A new class of catalysts consisting of small organic molecules with a "key" proton embedded in their structure can produce amines and alchohols with enantioselectivities of 92% or more, according to a team of researchers at Boston College, Chestnut Hill, Mass.
The catalysts are derived from the abundant and renewable amino acid valine, and can be synthesized in four steps using inexpensive, readily available materials, note the researchers. The proton plays a key role in achieving the high enantioselectivity, as well as "unprecedented" rates of catalyst regeneration and product release, they add.
Using as little as 0.25% catalyst with organoboron reagents and imines and carbonyls, the researchers produced amines and alcohols at yields of greater than 85% in less than six hours at room temperature — with an enantiomeric ratio (e.r.) of 97:3 or more. The amines and alcohols can be used to prepare biologically active molecules. More details appear in a recent article in Nature.

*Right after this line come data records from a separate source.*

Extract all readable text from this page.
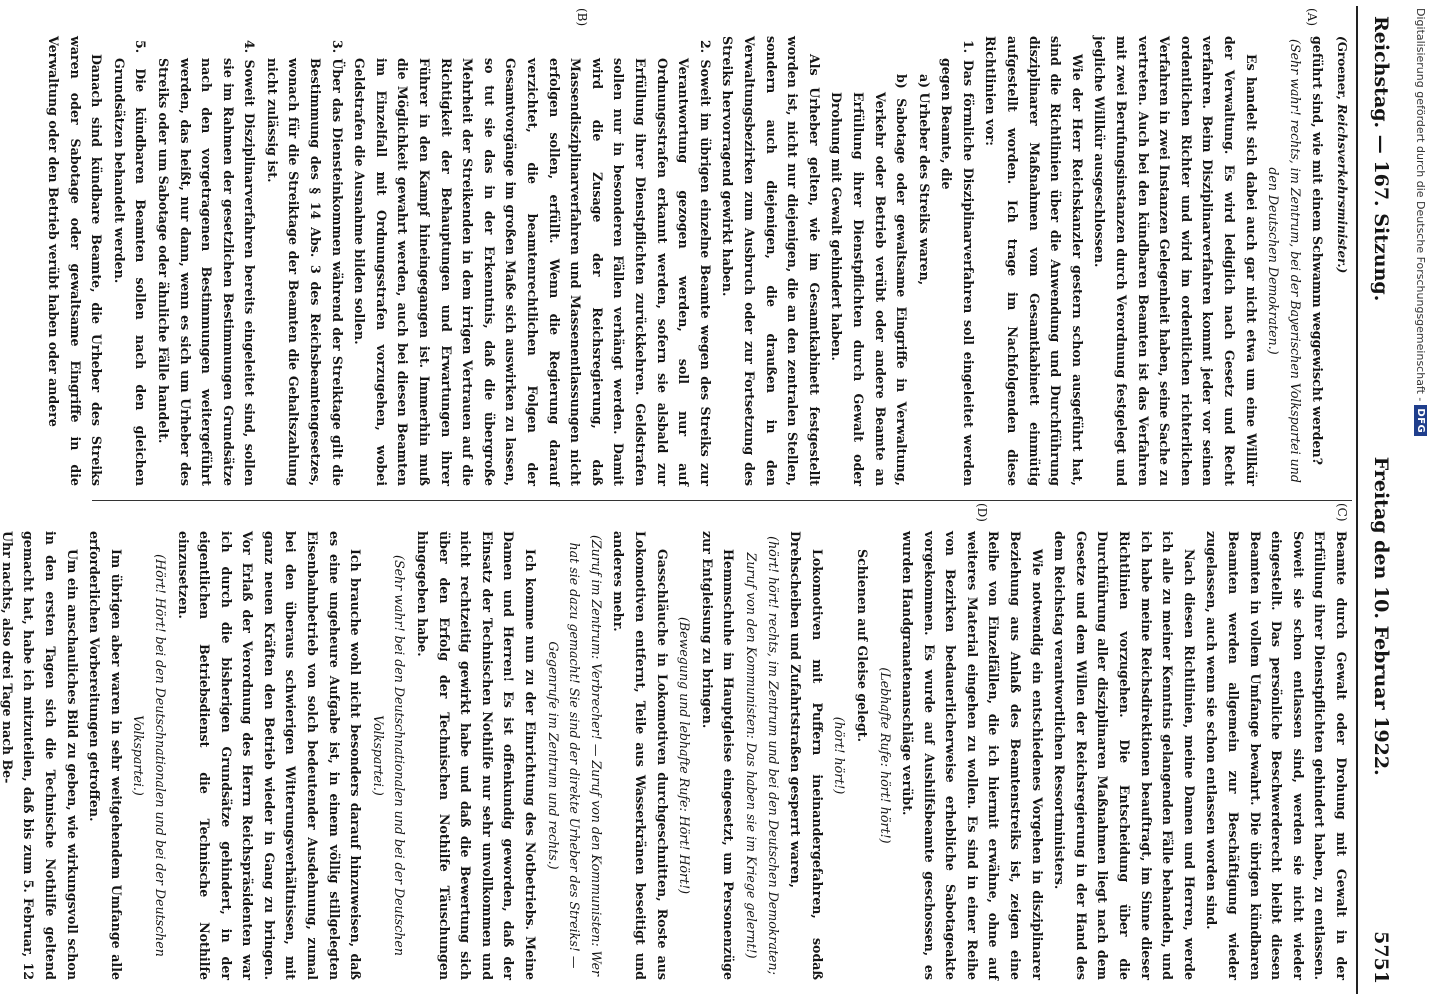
Reichstag. — 167. Sitzung.
Freitag den 10. Februar 1922.
5751
(A)
(B)
(Groener, Reichsverkehrsminister.)

geführt sind, wie mit einem Schwamm weggewischt werden?

(Sehr wahr! rechts, im Zentrum, bei der Bayerischen Volkspartei und den Deutschen Demokraten.)

Es handelt sich dabei auch gar nicht etwa um eine Willkür der Verwaltung. Es wird lediglich nach Gesetz und Recht verfahren. Beim Disziplinarverfahren kommt jeder vor seinen ordentlichen Richter und wird im ordentlichen richterlichen Verfahren in zwei Instanzen Gelegenheit haben, seine Sache zu vertreten. Auch bei den kündbaren Beamten ist das Verfahren mit zwei Berufungsinstanzen durch Verordnung festgelegt und jegliche Willkür ausgeschlossen.

Wie der Herr Reichskanzler gestern schon ausgeführt hat, sind die Richtlinien über die Anwendung und Durchführung disziplinarer Maßnahmen vom Gesamtkabinett einmütig aufgestellt worden. Ich trage im Nachfolgenden diese Richtlinien vor:

1. Das förmliche Disziplinarverfahren soll eingeleitet werden gegen Beamte, die

a) Urheber des Streiks waren,

b) Sabotage oder gewaltsame Eingriffe in Verwaltung, Verkehr oder Betrieb verübt oder andere Beamte an Erfüllung ihrer Dienstpflichten durch Gewalt oder Drohung mit Gewalt gehindert haben.

Als Urheber gelten, wie im Gesamtkabinett festgestellt worden ist, nicht nur diejenigen, die an den zentralen Stellen, sondern auch diejenigen, die draußen in den Verwaltungsbezirken zum Ausbruch oder zur Fortsetzung des Streiks hervorragend gewirkt haben.

2. Soweit im übrigen einzelne Beamte wegen des Streiks zur Verantwortung gezogen werden, soll nur auf Ordnungsstrafen erkannt werden, sofern sie alsbald zur Erfüllung ihrer Dienstpflichten zurückkehren. Geldstrafen sollen nur in besonderen Fällen verhängt werden. Damit wird die Zusage der Reichsregierung, daß Massendisziplinarverfahren und Massenentlassungen nicht erfolgen sollen, erfüllt. Wenn die Regierung darauf verzichtet, die beamtenrechtlichen Folgen der Gesamtvorgänge im großen Maße sich auswirken zu lassen, so tut sie das in der Erkenntnis, daß die übergroße Mehrheit der Streikenden in dem irrigen Vertrauen auf die Richtigkeit der Behauptungen und Erwartungen ihrer Führer in den Kampf hineingegangen ist. Immerhin muß die Möglichkeit gewahrt werden, auch bei diesen Beamten im Einzelfall mit Ordnungsstrafen vorzugehen, wobei Geldstrafen die Ausnahme bilden sollen.

3. Über das Diensteinkommen während der Streiktage gilt die Bestimmung des § 14 Abs. 3 des Reichsbeamtengesetzes, wonach für die Streiktage der Beamten die Gehaltszahlung nicht zulässig ist.

4. Soweit Disziplinarverfahren bereits eingeleitet sind, sollen sie im Rahmen der gesetzlichen Bestimmungen Grundsätze nach den vorgetragenen Bestimmungen weitergeführt werden, das heißt, nur dann, wenn es sich um Urheber des Streiks oder um Sabotage oder ähnliche Fälle handelt.

5. Die kündbaren Beamten sollen nach den gleichen Grundsätzen behandelt werden.

Danach sind kündbare Beamte, die Urheber des Streiks waren oder Sabotage oder gewaltsame Eingriffe in die Verwaltung oder den Betrieb verübt haben oder andere

(C)
(D)

Beamte durch Gewalt oder Drohung mit Gewalt in der Erfüllung ihrer Dienstpflichten gehindert haben, zu entlassen. Soweit sie schon entlassen sind, werden sie nicht wieder eingestellt. Das persönliche Beschwerderecht bleibt diesen Beamten in vollem Umfange bewahrt. Die übrigen kündbaren Beamten werden allgemein zur Beschäftigung wieder zugelassen, auch wenn sie schon entlassen worden sind.

Nach diesen Richtlinien, meine Damen und Herren, werde ich alle zu meiner Kenntnis gelangenden Fälle behandeln, und ich habe meine Reichsdirektionen beauftragt, im Sinne dieser Richtlinien vorzugehen. Die Entscheidung über die Durchführung aller disziplinaren Maßnahmen liegt nach dem Gesetze und dem Willen der Reichsregierung in der Hand des dem Reichstag verantwortlichen Ressortministers.

Wie notwendig ein entschiedenes Vorgehen in disziplinarer Beziehung aus Anlaß des Beamtenstreiks ist, zeigen eine Reihe von Einzelfällen, die ich hiermit erwähne, ohne auf weiteres Material eingehen zu wollen. Es sind in einer Reihe von Bezirken bedauerlicherweise erhebliche Sabotageakte vorgekommen. Es wurde auf Aushilfsbeamte geschossen, es wurden Handgranatenanschläge verübt.

(Lebhafte Rufe: hört! hört!)

Schienen auf Gleise gelegt.

(hört! hört!)

Lokomotiven mit Puffern ineinandergefahren, sodaß Drehscheiben und Zufahrtstraßen gesperrt waren,

(hört! hört! rechts, im Zentrum und bei den Deutschen Demokraten; Zuruf von den Kommunisten: Das haben sie im Kriege gelernt!)

Hemmschuhe im Hauptgleise eingesetzt, um Personenzüge zur Entgleisung zu bringen.

(Bewegung und lebhafte Rufe: Hört! Hört!)

Gasschläuche in Lokomotiven durchgeschnitten, Roste aus Lokomotiven entfernt, Teile aus Wasserkränen beseitigt und anderes mehr.

(Zuruf im Zentrum: Verbrecher! — Zuruf von den Kommunisten: Wer hat sie dazu gemacht! Sie sind der direkte Urheber des Streiks! — Gegenrufe im Zentrum und rechts.)

Ich komme nun zu der Einrichtung des Notbetriebs. Meine Damen und Herren! Es ist offenkundig geworden, daß der Einsatz der Technischen Nothilfe nur sehr unvollkommen und nicht rechtzeitig gewirkt habe und daß die Bewertung sich über den Erfolg der Technischen Nothilfe Täuschungen hingegeben habe.

(Sehr wahr! bei den Deutschnationalen und bei der Deutschen Volkspartei.)

Ich brauche wohl nicht besonders darauf hinzuweisen, daß es eine ungeheure Aufgabe ist, in einem völlig stillgelegten Eisenbahnbetrieb von solch bedeutender Ausdehnung, zumal bei den überaus schwierigen Witterungsverhältnissen, mit ganz neuen Kräften den Betrieb wieder in Gang zu bringen. Vor Erlaß der Verordnung des Herrn Reichspräsidenten war ich durch die bisherigen Grundsätze gehindert, in der eigentlichen Betriebsdienst die Technische Nothilfe einzusetzen.

(Hört! Hört! bei den Deutschnationalen und bei der Deutschen Volkspartei.)

Im übrigen aber waren in sehr weitgehendem Umfange alle erforderlichen Vorbereitungen getroffen.

Um ein anschauliches Bild zu geben, wie wirkungsvoll schon in den ersten Tagen sich die Technische Nothilfe geltend gemacht hat, habe ich mitzuteilen, daß bis zum 5. Februar, 12 Uhr nachts, also drei Tage nach Be-

Digitalisierung gefördert durch die Deutsche Forschungsgemeinschaft -
DFG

"A reaction that can be initiated by a minute amount of readily accessible and inexpensive catalyst to afford valuable organic molecules with high selectivity and which requires only renewable resources, as opposed to precious and rate elements, is extremely important to future advances in medicine and the life sciences," contends Amir Hoveyda, a professor of chemistry at the college.
"The catalyst turnover and product release are exceptionally fast for a catalyst that does not have a metal center and thus does not enjoy the tremendous advantages that facile ligand exchange offers organometallic systems. We gain the same advantage by the embedded proton, as we describe in the [Nature] paper," he says.
In addition, the system can easily favor either enantiomer. "We can just use the other enantiomer of valine to prepare the catalyst," he adds.
Robustness of the catalyst and susceptibility to poisoning are not concerns, he notes. However, key challenges remain, including making the reaction gamma-selective, and altering the catalyst so that H-bonding sites aren't required.
The next step involves trying additional organoboron reagents, classes of imines and carbonyls, as well as working towards a more in-depth mechanistic understanding. "There is a substantial area of reactivity/selectivity space that these catalysts are capable of filling and we have had several exciting findings since we submitted our paper to Nature. I am not sure optimizing 97:3 e.r. values any further is the best way to spend our time and funds; at some points improving selectivity becomes a matter of reaction engineering versus furthering the science," Hoveyda contends.
Larger-scale testing is imminent; two vendors have approached Hoveyda about licensing the catalyst and scaling up the synthesis will take a few months.
Hoveyda also has worked on a new way to produce Z alkenes using a molybdenum-based catalyst (see "Method Makes Z Alkenes").